Летчикам пришлось применить все свое умение, чтобы под ветром удержать машину на одной высоте. Вот оно, началось… Север встречал их первой тревогой, первым риском. Кто-то, заброшенный неожиданной катастрофой в холодную воду, нуждался сейчас в помощи.
Ощущение резкого, пронизывающего до костей холода пришло внезапно.
Первое время он был слишком разгорячен, слишком возбужден случившимся, чтобы почувствовать этот холод, — теперь резкий, колючий ветер словно враз проник сквозь мокрую одежду. Стыли ноги, погруженные в воду, которой была заполнена шлюпочка.
Соболев снова принялся вычерпывать воду ладонями, рассыпая брызги, работал неутомимо, как помпа.

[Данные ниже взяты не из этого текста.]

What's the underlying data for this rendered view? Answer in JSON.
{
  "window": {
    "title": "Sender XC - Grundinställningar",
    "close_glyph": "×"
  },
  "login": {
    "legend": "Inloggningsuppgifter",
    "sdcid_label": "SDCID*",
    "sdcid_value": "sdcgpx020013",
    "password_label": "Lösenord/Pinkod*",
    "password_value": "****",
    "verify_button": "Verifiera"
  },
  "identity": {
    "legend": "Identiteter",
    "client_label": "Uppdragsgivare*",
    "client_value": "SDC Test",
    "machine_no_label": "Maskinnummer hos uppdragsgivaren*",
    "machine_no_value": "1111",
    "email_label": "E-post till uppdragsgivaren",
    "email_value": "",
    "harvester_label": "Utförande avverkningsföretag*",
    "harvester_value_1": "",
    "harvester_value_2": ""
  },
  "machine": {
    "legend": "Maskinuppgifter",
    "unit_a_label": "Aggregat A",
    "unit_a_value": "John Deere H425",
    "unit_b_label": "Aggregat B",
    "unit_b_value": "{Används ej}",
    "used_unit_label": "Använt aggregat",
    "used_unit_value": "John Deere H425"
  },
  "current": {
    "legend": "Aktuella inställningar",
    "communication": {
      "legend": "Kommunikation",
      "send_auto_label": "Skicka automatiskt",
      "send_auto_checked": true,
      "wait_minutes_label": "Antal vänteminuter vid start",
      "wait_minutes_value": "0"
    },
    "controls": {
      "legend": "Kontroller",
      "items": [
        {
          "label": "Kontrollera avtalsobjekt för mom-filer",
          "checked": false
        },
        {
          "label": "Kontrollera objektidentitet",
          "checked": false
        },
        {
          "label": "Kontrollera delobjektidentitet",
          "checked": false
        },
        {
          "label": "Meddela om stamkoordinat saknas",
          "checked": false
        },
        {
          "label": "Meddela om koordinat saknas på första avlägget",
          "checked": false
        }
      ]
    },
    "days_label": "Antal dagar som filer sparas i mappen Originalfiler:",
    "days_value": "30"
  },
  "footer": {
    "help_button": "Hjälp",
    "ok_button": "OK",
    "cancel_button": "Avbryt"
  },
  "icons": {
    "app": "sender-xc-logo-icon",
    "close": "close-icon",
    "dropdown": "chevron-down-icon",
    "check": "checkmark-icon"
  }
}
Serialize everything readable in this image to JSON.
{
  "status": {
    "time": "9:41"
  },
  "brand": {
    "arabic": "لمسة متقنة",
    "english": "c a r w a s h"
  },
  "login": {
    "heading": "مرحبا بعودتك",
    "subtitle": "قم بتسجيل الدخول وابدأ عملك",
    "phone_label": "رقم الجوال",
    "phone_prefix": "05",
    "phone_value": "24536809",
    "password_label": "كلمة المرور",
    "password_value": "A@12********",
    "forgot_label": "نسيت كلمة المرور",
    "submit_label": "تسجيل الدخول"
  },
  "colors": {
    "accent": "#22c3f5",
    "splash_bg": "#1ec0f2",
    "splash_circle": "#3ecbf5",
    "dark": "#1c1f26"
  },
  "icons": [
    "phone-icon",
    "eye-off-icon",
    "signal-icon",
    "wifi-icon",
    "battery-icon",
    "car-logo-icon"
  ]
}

Вычерпав шлюпку наполовину, он повернулся, чтобы усесться поудобнее, чуть наклонил свое верткое судно, и вода тут же перехлестнула через борт.
Еще раз он принялся за работу, решив во что бы то ни стало осушить шлюпку, и опять хлесткий удар большой, невесть откуда взявшейся волны свел на нет все усилия. Пришлось отказаться от бессмысленной работы.

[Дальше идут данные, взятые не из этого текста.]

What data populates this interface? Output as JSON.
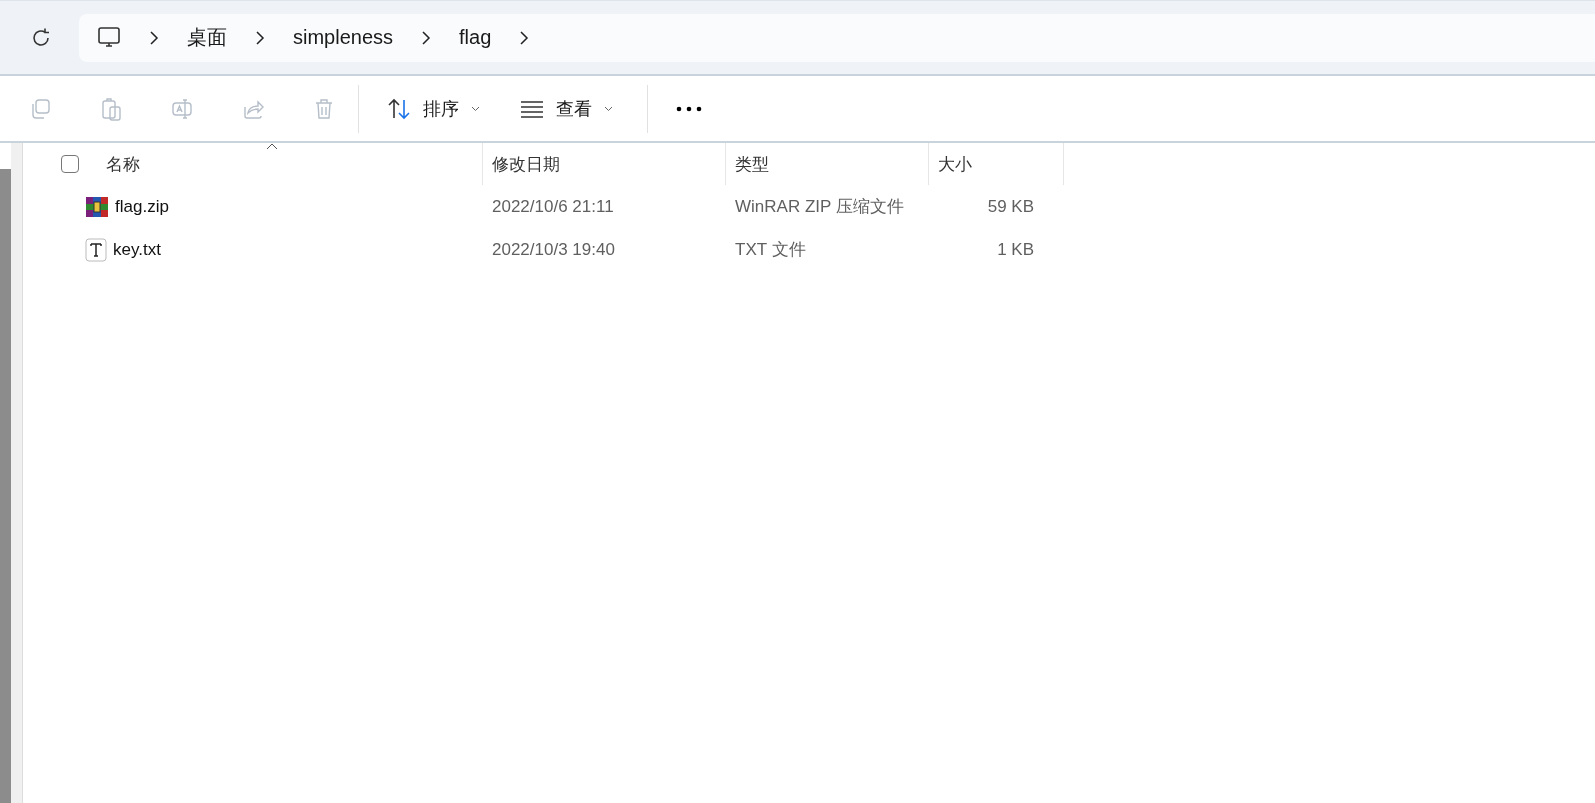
{
  "breadcrumb": [
    {
      "label": "桌面"
    },
    {
      "label": "simpleness"
    },
    {
      "label": "flag"
    }
  ],
  "toolbar": {
    "actions": [
      {
        "kind": "copy",
        "disabled": true
      },
      {
        "kind": "paste",
        "disabled": true
      },
      {
        "kind": "rename",
        "disabled": true
      },
      {
        "kind": "share",
        "disabled": true
      },
      {
        "kind": "delete",
        "disabled": true
      }
    ],
    "menus": [
      {
        "kind": "sort",
        "label": "排序"
      },
      {
        "kind": "view",
        "label": "查看"
      }
    ]
  },
  "columns": [
    {
      "label": "名称",
      "sorted": true
    },
    {
      "label": "修改日期",
      "sorted": false
    },
    {
      "label": "类型",
      "sorted": false
    },
    {
      "label": "大小",
      "sorted": false
    }
  ],
  "select_all": {
    "checked": false
  },
  "files": [
    {
      "kind": "zip",
      "name": "flag.zip",
      "modified": "2022/10/6 21:11",
      "type": "WinRAR ZIP 压缩文件",
      "size": "59 KB"
    },
    {
      "kind": "txt",
      "name": "key.txt",
      "modified": "2022/10/3 19:40",
      "type": "TXT 文件",
      "size": "1 KB"
    }
  ]
}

Озноб уже покалывал тело, и где-то в глубине, постепенно нарастая и заполняя каждую клеточку, рождалась мелкая, противная дрожь. Руки покраснели, распухли от ветра, от едкой морской воды; перчатки он потерял во время спуска на парашюте, да и какой толк был бы сейчас от этих перчаток?
Шлюпка медленно обогнула обломок льдины, оторванной где-то от берегового припая. Сейчас, в сгущающейся темноте, льдина светилась изнутри тусклым голубым мерцанием. Не хотелось уходить от этой сияющей льдины, в ней словно был воплощен уходящий день, она казалась крохотным кусочком берега, но со льдиной ему было не по пути, и он поплыл дальше, туда, где за косыми струями дождя и снега рождалась ночь.

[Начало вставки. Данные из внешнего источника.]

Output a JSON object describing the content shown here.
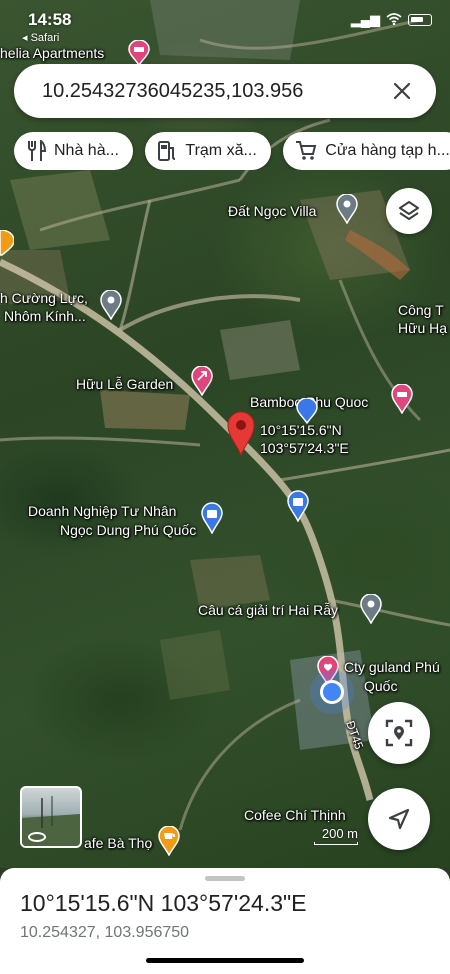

В шестнадцать ноль-ноль должен был окончиться световой день, в этот час на аэродроме прекращались полеты, и пилоты, кроме тех, кто был назначен на дежурство, уезжали в поселок, в теплые, уютные свои дома. Иван взглянул на часы — стрелки были неподвижны. Никакие щелчки по корпусу уже не приводили их в движение. Теперь время для него остановилось, и одним навигационным прибором стало меньше.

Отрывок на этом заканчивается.